つまり、人を見ているわけです。芸能界というか、日本は総じて縦社会。常識に欠けた行動を取れば、誰かに怒られそうなものですが、フワちゃんは怒ってきた人の名前をテレビではっきり暴露することがあります。たとえば、2021年11月30日放送の「グータン·ヌーボ」(関西テレビ)では、小柳ルミ子さんに初対面の際にため口で話していたところ、「あんたね! 口の利き方に気をつけなさいよ! さっきから」とぴしゃりと言われたことを明かしています。正当な注意をしただけですが、テレビでこんなふうにバラされてしまうとイメージダウンになりかねませんし、フワちゃんの場合、SNSのフォロワー数がすごいので、「あの大御所にブチギレられた」なんてタイトルで拡散される可能性を考えると、怒ったほうが損です。ですから、大御所ほどフワちゃんを怒らないというルールができあがっていった気がします。

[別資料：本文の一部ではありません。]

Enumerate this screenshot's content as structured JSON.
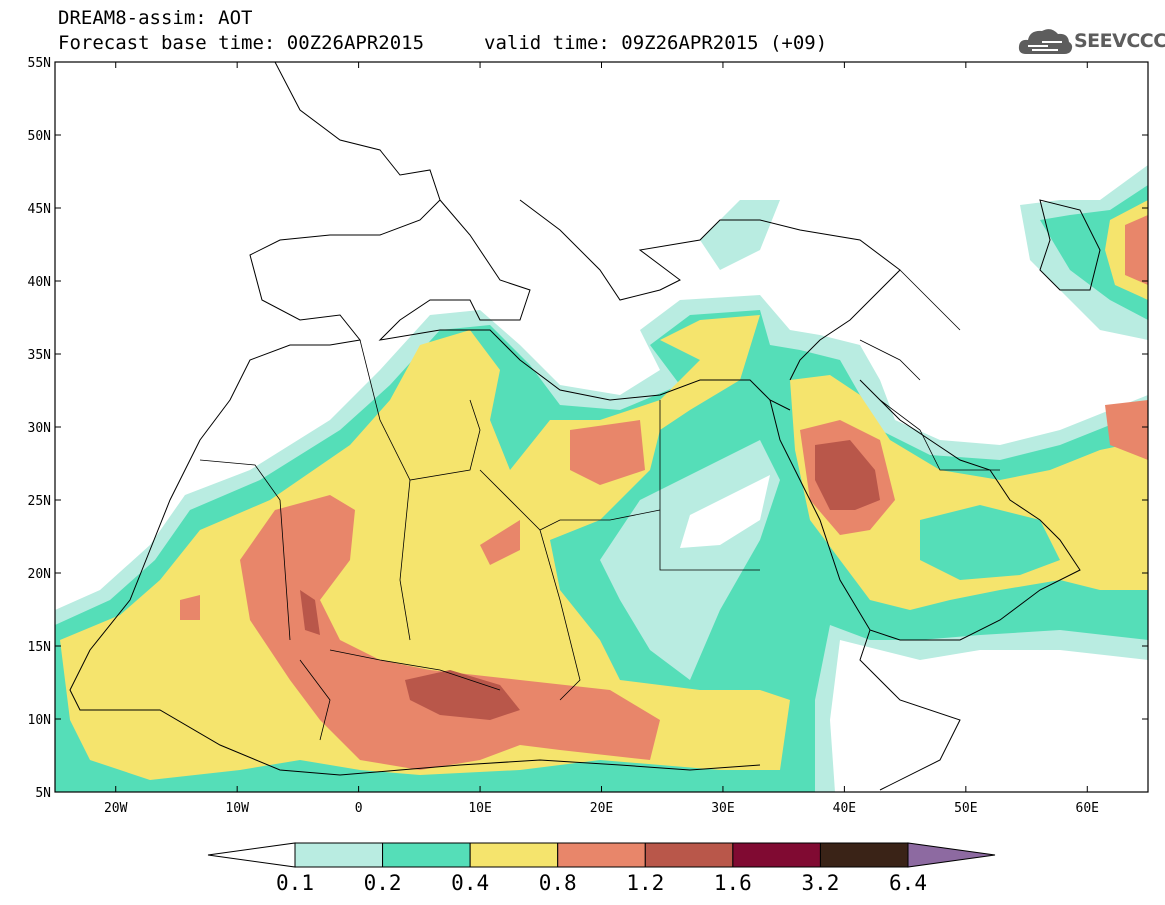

本当はフワちゃんを叱りたいのに、叱れない。そんな変な空気が生まれた原因として、もう1つ、オトナ世代が若者に嫌われることが怖いのではないかと思うのです。今年、放送作家を引退した鈴木おさむさんは「仕事の辞め方」(幻冬舎)において、引退する理由の1つとして、自分が知らない間にソフト老害に陥っていて、若い人のやる気を奪っていたことに気付いたことを挙げています。加齢臭やソフト老害のように目に見えないものは、気にする人はとことん気にしてケアする一方、気にしない人はまったく意に介さないという傾向があるのではないでしょうか。もしそうなら、ソフト老害を気にする人ほど、若い人に圧をかけてはいけないという気持ちから、結果的に若い人の問題行動を野放しにしてしまうことにつながっていく気がするのです。
フワちゃんは2020年9月15日放送の「あちこちオードリー」(テレビ東京)において、無礼なイメージがついているからこそ、あえて礼儀を学んでいるそうで、「鈴木おさむなんて、チョロっと挨拶しただけで『フワちゃん、ちゃんとしてるよ』って。まんまと」と目論見が当たったことを明かしていましたが、フワちゃんは鈴木さんのような「怒らないオトナ、若者に嫌われたくないオトナ」を見分ける嗅覚があるのだと思います。
鈴木さんは、若い才能の芽をつみたくないと思っているようですが、フワちゃんのような人を野放しにすると、今度はいつも真面目な大多数の若者のモチベーションが下がってしまうことが考えられます。目上にきちんと敬語を使い、礼儀に気を付ける人は「そんなの当たり前だろ」としか言われないのに、フワちゃんのように「ときどき、ちゃんとやる」人がほめられていたら、バカバカしくもなるでしょう。また、「フワちゃんが許されるなら、私だって」とフワちゃんを真似たミニフワちゃんが出現する可能性もありますから、そうすると、周りの「怒れないオトナたち」がどんどん疲弊してしまう。やはり、言うべきことは言った方がお互いのためになるように思います。
怒る人も守る人もいない環境を自ら作ってしまった
フワちゃんは、芸能事務所に所属して下積みしながら、芸能人としてのお行儀を学んだという経験はなさそうです。うまくできなければ、注意されたり怒られたりすることもあるでしょうが、個人事務所で活動するフワちゃんにはそういう存在がいなかったと考えられます。上述した理由で、大御所もフワちゃんを怒らないので、フワちゃんにとって芸能界は、何をしても怒られない、生きやすい場所だったのかもしれません。
しかし、今回のようにコトを起こしてしまうと、フワちゃんを高く評価してくれた人も、芸能人のお友達も、誰もフワちゃんを守ってくれません。Google Japanのような取引先には、コンプライアンス遵守と炎上回避のため、CM動画が打ち切りになってしまいました。表面的には怒らないけれど、有事には非情。フワちゃんは今、オトナの世界の怖さをかみしめているのかもしれません。
◇仁科友里/フリーライター。著書に『間違いだらけの婚活にサヨナラ』(主婦と生活社)。